Many people may not realize it, but some beluga whales spend the winter along the Cook Inlet coast from Kenai southward. They even travel up the Kenai River in search of food. Cook Inlet beluga whales disperse throughout Cook Inlet in the winter as opposed to the summer months when they tend to be concentrated in the upper Inlet. In particular, they are attracted to the coast near the Kenai river area.
In the past they used this area and further south all year long, but recent evidence suggests they only use the area from September until May now. National Oceanic and Atmospheric Administration Fisheries, the agency responsible for the management of this endangered population of beluga whales, relies heavily on observations from the public to fill in the gaps on where belugas are and when to understand why the species continues to decline. Belugas were seen in the Kenai River on Dec. 1, 2020, and near the mouth of the Kenai River on Dec. 30, 2020. On Jan. 2, 2021, six to 10 adult belugas were reported to NOAA offshore about 5 miles south of Ninilchik. On Jan. 4, Bud and Sammy Crawford of Kenai were walking the beach about 2 miles south of the Kenai River when they spotted more than 25 beluga whales traveling south, spread out about a quarter mile.
“After 40 years of living on the beach on Cook Inlet that was the most outstanding sighting of belugas I’ve ever seen,” said Bud Crawford.
The couple also advised a neighbor told them these belugas had been in the Kenai River earlier. On Jan. 28, 11 belugas were reported about a mile north of Kenai headed south. If anyone sees belugas along the coast or in one of the rivers, please report them on the Belugas Count! Facebook website at https://www.facebook.com/BelugasCount.
Cook Inlet beluga whales have been listed as endangered since 2008. The most recent NOAA Fisheries population survey indicated a continuance of their decline with an estimate of only 279 whales when last surveyed in June 2018. Cook Inlet belugas are geographically isolated from other Alaska beluga stocks and remain in the inlet year-round. Cook Inlet belugas face many threats, including habitat loss and degradation, prey reduction and anthropogenic (human made) noise.
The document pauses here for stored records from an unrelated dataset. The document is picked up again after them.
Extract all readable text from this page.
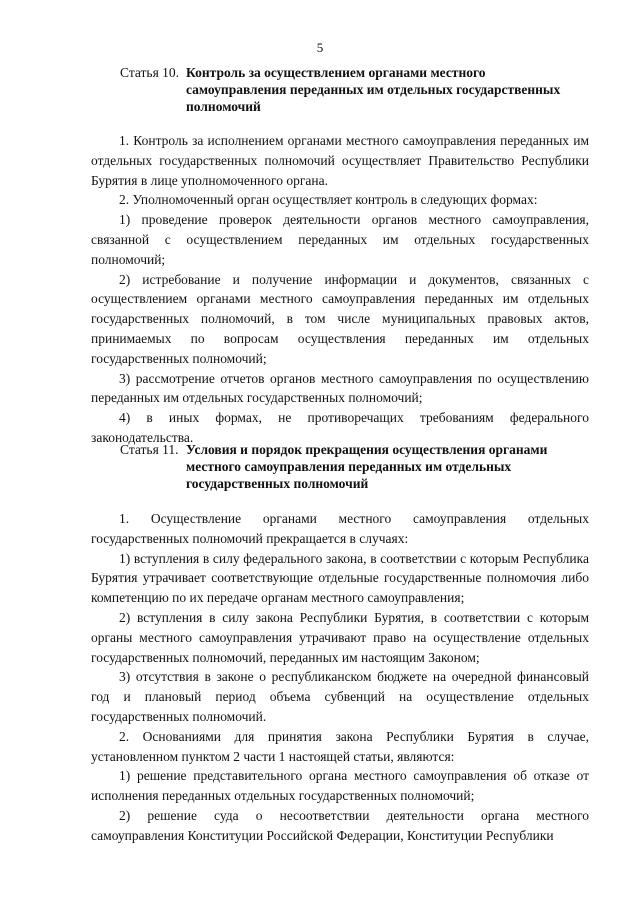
5
Статья 10. Контроль за осуществлением органами местного самоуправления переданных им отдельных государственных полномочий

1. Контроль за исполнением органами местного самоуправления переданных им отдельных государственных полномочий осуществляет Правительство Республики Бурятия в лице уполномоченного органа.

2. Уполномоченный орган осуществляет контроль в следующих формах:

1) проведение проверок деятельности органов местного самоуправления, связанной с осуществлением переданных им отдельных государственных полномочий;

2) истребование и получение информации и документов, связанных с осуществлением органами местного самоуправления переданных им отдельных государственных полномочий, в том числе муниципальных правовых актов, принимаемых по вопросам осуществления переданных им отдельных государственных полномочий;

3) рассмотрение отчетов органов местного самоуправления по осуществлению переданных им отдельных государственных полномочий;

4) в иных формах, не противоречащих требованиям федерального законодательства.

Статья 11. Условия и порядок прекращения осуществления органами местного самоуправления переданных им отдельных государственных полномочий

1. Осуществление органами местного самоуправления отдельных государственных полномочий прекращается в случаях:

1) вступления в силу федерального закона, в соответствии с которым Республика Бурятия утрачивает соответствующие отдельные государственные полномочия либо компетенцию по их передаче органам местного самоуправления;

2) вступления в силу закона Республики Бурятия, в соответствии с которым органы местного самоуправления утрачивают право на осуществление отдельных государственных полномочий, переданных им настоящим Законом;

3) отсутствия в законе о республиканском бюджете на очередной финансовый год и плановый период объема субвенций на осуществление отдельных государственных полномочий.

2. Основаниями для принятия закона Республики Бурятия в случае, установленном пунктом 2 части 1 настоящей статьи, являются:

1) решение представительного органа местного самоуправления об отказе от исполнения переданных отдельных государственных полномочий;

2) решение суда о несоответствии деятельности органа местного самоуправления Конституции Российской Федерации, Конституции Республики
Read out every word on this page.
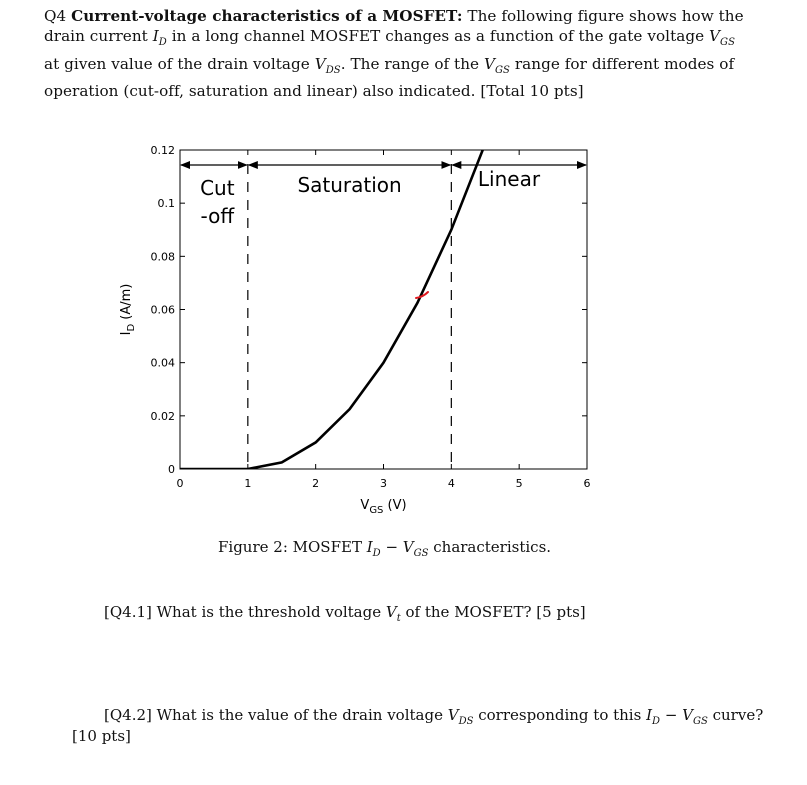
Q4 Current-voltage characteristics of a MOSFET: The following figure shows how the drain current $I_D$ in a long channel MOSFET changes as a function of the gate voltage $V_{GS}$ at given value of the drain voltage $V_{DS}$. The range of the $V_{GS}$ range for different modes of operation (cut-off, saturation and linear) also indicated. [Total 10 pts]
0
0.02
0.04
0.06
0.08
0.1
0.12
0	1	2	3	4	5	6
$V_{GS}$ (V)
$I_D$ (A/m)
Cut
-off
Saturation	Linear
Figure 2: MOSFET $I_D - V_{GS}$ characteristics.
[Q4.1] What is the threshold voltage $V_t$ of the MOSFET? [5 pts]
[Q4.2] What is the value of the drain voltage $V_{DS}$ corresponding to this $I_D - V_{GS}$ curve?
[10 pts]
Monitoring Cook Inlet belugas and understanding their challenges are critical to recovery efforts for this endangered species. NOAA supports multiple research and monitoring efforts for Cook Inlet belugas, including the Alaska Beluga Monitoring Partnership (AKBMP – www.akbmp.org), Belugas Count!, and the Cook Inlet Photo ID Project (https://www.cookinletbelugas.com/), all of which provide information about beluga presence and behavior that biologists at NOAA Fisheries can use.
One of the challenges for NOAA to understand what is limiting this population of belugas is to determine what prey are most important for these whales, especially in winter. In the spring and summer belugas rely on eulachon and salmon but in the winter much less is known about their diet. The Kenai River has been identified as an important foraging site for the belugas, especially in the winter. However, outside of salmon, there is limited information identifying prey species. Are the belugas targeting flounder in the river? Or outgoing smolt? Are juvenile pollock along the beaches near the river being utilized?
To this end, Verena Gill with NOAA Fisheries has initiated a study entitled “Using environmental DNA (eDNA) to identify temporal prey availability in the Kenai River for the endangered Cook Inlet beluga population.” Sampling for fish in the Kenai is challenging, labor intensive and may miss many of the species inhabiting the river. However, collecting water to look for fish DNA signatures is efficient and provides a more comprehensive sampling technique.
This pilot study seeks to collect and analyze water samples from the Kenai River from November 2020 through April 2021 from the water surface and at depth. DNA analysis of the samples will provide prey type and abundance for this critical time period. These data will help NOAA build a foraging model for the Cook Inlet belugas that better identifies their dietary needs.
One or two times each month, Dr. Debbie Boege Tobin, Professor of Biology at the Kachemak Bay Campus of Kenai Peninsula College – University of Alaska Anchorage, leads a team of field researchers, including several students from the Kachemak Bay and Kenai River campuses, to the Kenai River to collect samples at high tide at the City Docks and the Warren Ames Bridge. These samples are then taken back to KBC in Homer where the DNA is filtered out and sent to Dr. Kim Parsons of NOAA’s Northwest Fisheries Science Center for genetic analysis. Dr. Alison Gardell, formerly of the KPC Kenai River Campus, initially provided UAA grant-funded equipment and opportunities for Kenai students to get involved in this project; she continues as a consultant in her new position at the University of Washington-Tacoma.
The official spring beluga monitoring season starts March 15 and runs through May 15 and we could use volunteers. If anyone is interested they can sign up on the Alaska Beluga Monitoring Partnerships website at www.AKBMP.org. For the Kenai Peninsula, monitoring sites are on the Kenai and Kasilof Rivers and we have several volunteers from the Homer area.
If this project is successful for the Kenai River, NOAA hopes to expand eDNA research to other sites in Cook Inlet to better identify important prey species for these highly endangered beluga whales.